"Superpower" (Berlinale Special Gala) - Die Ukraine-Mission des Hollywoodstars Sean Penn
Eigentlich wollte Sean Penn ein Porträt von Selenskyj drehen. Während der Dreharbeiten startete die russische Invasion. Entstanden ist eine Echtzeitreportage über den Kriegsbeginn - und eine Liebeserklärung an die Ukraine und ihren Präsidenten. Von Silke Mehring
Wohl einer der politischsten Filme der diesjährigen Berlinale hat hier seine Weltpremiere gefeiert: Die Dokumentation "Superpower" – von Aaron Kaufman und niemand geringerem als Hollywood-Star und Oscarpreisträger Sean Penn. Letzterer ist auch als überaus streitbarer Filmregisseur bekannt.
Eigentlich wollten die beiden ein Porträt über einen Präsidenten machen, der früher mal Schauspieler und Komiker war, Wolodymyr Selenskyj eben. Lustig wurde es dann aber nicht, die Realität holte die Idee ein. Denn zufällig war das Drehteam am 24. Februar in Kiew - und damit "at the center of the universe", wie es Penn nannte.
"Das emotionale Highlight meines Lebens"
Russische Truppen marschierten in die Ukraine ein, und die Lage wurde über Nacht sehr ernst. Seine Interviews mit Selenskyj bekam Sean Penn trotz des Kriegsanfangs.
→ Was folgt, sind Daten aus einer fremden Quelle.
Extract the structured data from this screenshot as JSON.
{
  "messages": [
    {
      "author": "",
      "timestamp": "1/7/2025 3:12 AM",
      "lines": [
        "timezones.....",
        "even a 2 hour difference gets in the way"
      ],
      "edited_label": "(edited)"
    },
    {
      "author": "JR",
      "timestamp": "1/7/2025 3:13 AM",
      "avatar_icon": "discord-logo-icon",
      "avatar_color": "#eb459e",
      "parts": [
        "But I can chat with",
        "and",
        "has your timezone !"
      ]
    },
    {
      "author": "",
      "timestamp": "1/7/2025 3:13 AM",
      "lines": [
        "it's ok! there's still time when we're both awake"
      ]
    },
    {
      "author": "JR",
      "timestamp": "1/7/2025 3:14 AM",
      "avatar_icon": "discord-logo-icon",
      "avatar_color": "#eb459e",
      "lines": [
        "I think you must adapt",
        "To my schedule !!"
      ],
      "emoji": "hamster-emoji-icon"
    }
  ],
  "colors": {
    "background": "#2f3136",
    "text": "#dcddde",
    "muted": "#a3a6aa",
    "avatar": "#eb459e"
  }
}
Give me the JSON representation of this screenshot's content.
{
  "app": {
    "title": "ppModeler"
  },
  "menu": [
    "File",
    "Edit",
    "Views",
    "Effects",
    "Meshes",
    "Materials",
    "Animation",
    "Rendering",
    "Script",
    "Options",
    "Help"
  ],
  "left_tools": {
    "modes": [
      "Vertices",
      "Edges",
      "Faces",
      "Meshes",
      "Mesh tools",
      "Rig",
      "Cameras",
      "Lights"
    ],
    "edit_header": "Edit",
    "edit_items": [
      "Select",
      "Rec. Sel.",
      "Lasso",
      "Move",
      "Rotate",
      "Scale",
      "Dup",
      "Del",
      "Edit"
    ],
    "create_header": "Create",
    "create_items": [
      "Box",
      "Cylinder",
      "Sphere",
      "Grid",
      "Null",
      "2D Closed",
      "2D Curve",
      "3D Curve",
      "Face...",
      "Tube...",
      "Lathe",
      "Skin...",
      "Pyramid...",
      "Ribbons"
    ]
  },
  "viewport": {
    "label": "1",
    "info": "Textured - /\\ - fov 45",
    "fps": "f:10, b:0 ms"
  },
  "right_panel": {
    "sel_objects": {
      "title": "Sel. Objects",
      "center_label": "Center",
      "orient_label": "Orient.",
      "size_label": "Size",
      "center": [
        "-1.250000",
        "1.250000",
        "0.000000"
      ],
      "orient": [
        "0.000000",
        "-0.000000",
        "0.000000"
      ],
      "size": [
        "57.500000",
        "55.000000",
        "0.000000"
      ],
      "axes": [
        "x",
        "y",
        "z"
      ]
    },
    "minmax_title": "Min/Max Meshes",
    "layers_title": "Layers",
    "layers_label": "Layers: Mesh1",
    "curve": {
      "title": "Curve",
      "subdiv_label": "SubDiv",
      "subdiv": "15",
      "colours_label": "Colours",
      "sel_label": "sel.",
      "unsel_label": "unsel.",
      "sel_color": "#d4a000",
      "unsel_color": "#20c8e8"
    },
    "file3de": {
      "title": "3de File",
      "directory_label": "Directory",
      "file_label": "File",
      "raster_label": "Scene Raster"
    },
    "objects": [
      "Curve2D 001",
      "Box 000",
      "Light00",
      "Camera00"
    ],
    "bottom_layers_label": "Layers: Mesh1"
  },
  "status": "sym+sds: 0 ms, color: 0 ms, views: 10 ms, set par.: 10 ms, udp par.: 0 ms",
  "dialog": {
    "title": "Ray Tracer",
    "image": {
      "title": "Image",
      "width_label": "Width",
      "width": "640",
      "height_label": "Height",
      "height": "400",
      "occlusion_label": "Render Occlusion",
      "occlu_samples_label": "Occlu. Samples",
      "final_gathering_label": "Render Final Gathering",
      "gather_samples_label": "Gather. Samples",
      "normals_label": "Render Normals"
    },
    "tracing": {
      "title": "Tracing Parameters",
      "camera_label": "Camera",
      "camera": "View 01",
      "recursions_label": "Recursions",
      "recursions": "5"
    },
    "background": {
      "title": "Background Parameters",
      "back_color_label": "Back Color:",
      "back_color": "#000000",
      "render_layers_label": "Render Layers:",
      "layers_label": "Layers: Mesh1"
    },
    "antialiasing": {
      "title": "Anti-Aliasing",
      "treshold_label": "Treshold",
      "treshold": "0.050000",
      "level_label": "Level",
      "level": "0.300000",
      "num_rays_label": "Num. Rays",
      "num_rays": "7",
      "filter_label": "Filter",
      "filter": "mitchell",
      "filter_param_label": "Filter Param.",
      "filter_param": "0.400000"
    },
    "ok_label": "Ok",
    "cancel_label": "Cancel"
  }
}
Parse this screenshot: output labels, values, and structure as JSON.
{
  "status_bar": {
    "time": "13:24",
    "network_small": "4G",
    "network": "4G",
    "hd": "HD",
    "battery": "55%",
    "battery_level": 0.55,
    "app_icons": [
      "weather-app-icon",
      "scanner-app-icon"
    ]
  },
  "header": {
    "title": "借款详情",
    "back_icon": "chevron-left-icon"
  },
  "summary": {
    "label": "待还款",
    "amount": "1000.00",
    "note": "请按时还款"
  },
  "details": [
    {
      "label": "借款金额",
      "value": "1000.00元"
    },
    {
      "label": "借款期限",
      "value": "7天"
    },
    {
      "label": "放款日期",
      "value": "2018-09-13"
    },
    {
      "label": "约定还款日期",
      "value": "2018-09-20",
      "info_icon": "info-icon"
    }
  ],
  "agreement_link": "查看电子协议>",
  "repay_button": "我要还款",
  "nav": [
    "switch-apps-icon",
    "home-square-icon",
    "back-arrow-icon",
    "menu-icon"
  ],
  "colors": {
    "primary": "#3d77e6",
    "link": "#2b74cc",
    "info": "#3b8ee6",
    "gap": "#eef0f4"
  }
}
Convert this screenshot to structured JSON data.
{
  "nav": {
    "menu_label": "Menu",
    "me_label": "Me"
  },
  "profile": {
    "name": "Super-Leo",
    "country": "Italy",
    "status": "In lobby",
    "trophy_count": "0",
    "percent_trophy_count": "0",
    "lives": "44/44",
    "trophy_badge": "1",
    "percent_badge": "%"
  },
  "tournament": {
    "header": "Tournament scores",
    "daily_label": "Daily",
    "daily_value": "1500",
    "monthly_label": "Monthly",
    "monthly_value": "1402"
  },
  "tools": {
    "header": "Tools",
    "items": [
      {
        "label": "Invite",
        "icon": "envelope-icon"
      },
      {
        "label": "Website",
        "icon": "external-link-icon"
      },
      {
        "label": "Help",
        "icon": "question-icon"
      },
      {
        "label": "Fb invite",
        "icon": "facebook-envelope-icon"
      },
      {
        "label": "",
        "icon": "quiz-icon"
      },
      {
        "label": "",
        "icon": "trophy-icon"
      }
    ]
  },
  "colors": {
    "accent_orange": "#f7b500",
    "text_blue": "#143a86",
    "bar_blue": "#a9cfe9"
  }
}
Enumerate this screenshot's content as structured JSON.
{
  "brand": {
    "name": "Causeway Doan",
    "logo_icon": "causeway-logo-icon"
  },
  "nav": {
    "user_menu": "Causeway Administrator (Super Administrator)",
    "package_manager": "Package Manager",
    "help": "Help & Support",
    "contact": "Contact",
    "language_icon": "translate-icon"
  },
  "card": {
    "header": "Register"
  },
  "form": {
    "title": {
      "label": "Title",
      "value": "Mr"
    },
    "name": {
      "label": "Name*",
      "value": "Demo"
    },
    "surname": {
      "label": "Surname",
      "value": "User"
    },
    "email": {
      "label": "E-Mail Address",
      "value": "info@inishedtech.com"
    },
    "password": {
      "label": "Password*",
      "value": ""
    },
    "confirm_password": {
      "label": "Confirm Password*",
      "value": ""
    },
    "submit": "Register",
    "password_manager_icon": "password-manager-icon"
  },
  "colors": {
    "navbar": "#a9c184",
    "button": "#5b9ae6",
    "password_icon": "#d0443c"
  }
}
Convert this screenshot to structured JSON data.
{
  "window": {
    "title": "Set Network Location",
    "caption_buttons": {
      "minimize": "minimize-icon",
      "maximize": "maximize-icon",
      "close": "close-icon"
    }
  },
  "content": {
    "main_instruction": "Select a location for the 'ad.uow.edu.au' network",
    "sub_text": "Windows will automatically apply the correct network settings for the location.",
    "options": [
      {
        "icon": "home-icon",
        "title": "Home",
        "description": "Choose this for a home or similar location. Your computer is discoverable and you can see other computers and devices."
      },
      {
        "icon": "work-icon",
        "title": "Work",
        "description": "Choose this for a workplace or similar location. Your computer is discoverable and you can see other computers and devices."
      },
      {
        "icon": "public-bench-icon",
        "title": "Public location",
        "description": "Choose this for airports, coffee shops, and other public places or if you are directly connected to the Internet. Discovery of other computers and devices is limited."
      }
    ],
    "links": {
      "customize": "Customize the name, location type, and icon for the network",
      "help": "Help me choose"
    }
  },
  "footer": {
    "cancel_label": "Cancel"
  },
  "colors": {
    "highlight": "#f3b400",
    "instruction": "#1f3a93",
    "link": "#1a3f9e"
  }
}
Bei der Berlinale-Pressekonferenz am Samstag erzählt der Oscar-Preisträger sichtlich berührt, welch einschneidendes Erlebnis es für ihn war, Selenskyj zu begegnen und kommt gerade geradezu ins Schwärmen: "Es war eine sehr bewegende Art, jemanden kennenzulernen. Neben der Geburt meiner Kinder war es das emotionale Highlight meines Lebens, diesen großartigen und mutigen Menschen zu treffen."
Mehr subjektive Reportage denn Doku
"Superpower" ist denn auch mehr eine sehr subjektive Reportage als eine Dokumentation der Tage rund um den Kriegsbeginn geworden: Kurze Nachrichtenschnipsel werden immer wieder eingestreut, die Zuschauer sehen auch lustige Ausschnitte aus Selenskyjs Komiker-Karriere. Neben den Interviews mit dem Präsididenten lassen Sean Penn und Co-Regisseur Aaron Kaufman ukrainische Aktivisten zu Wort kommen, Menschen auf der Straße, Sicherheitsberater, Kampfjet-Piloten und viele mehr.
Es ist viel Bewegung in "Superpower" – und immer wieder steht Sean Penn selbst im Fokus: Wie er mit Zigarette in der Hand durch Kiew irrt, mit den Menschen spricht, einen Rollkoffer durch Autoschlangen mit Flüchtenden schiebt, zerbombte Wohnungen besucht und sich sogar mit schusssicherer Weste bis in den Schützengraben vorwagt. Wackelige Bilder mit Handkamera und Handy entstehen, Musik mit treibenden Beats liegt unter den Szenen. Ein Hollywood-Star weiß, wie man Dramatik erzeugt – auch wenn das Szenario ohnehin an Bedrohlichkeit kaum zu überbieten ist.
Liebeserklärung an Selenskyj
Im Film über Selenskyj ist der Regisseur omnipräsent: Muskelbepackt, mit zerzausten Haaren, Jeans, Lederjacke und Zigarette oder Drink in der Hand inszeniert er sich gefühlt in jede Szene. Dabei wirkt Penn irgendwie "typisch" amerikanisch, wenn er in pathetischem Ton über Freiheit, Einigkeit und Mut sinniert – und über seine Bewunderung für Selenskyj spricht.
Trotz oder gerade, weil er ihn geradezu heldenhaft verehrt und überhöht, nimmt man Sean Penn ab, wie sehr ihn das Schicksal des ukrainischen Präsidenten bewegt: "Es ist sehr persönlich geworden, denn gleich am Anfang war klar: Dieser Präsident und seine Familie sind die Zielscheibe Nummer Eins. Es hat mich sehr betroffen gemacht, dass wir diesen Menschen, der mir das Gesicht des Mutes gezeigt hat, vielleicht nicht lebend wiedersehen."
"Superpower" ist eigentlich eher eine Liebeserklärung an Selenskyj und die Ukraine geworden als ein Film über den Krieg. Die große Aufmerksamkeit, die der Film erfährt, ist vermutlich der Bekanntheit und dem Einfluss von Sean Penn zu verdanken, kommt aber genau zur richtigen Zeit. Politisch Neues erfahren die Zuschauer:innen nicht. Dafür bekommen sie eine extrem persönliche Perspektive präsentiert – für Sean Penn ist sie die einzig wahrhaftige.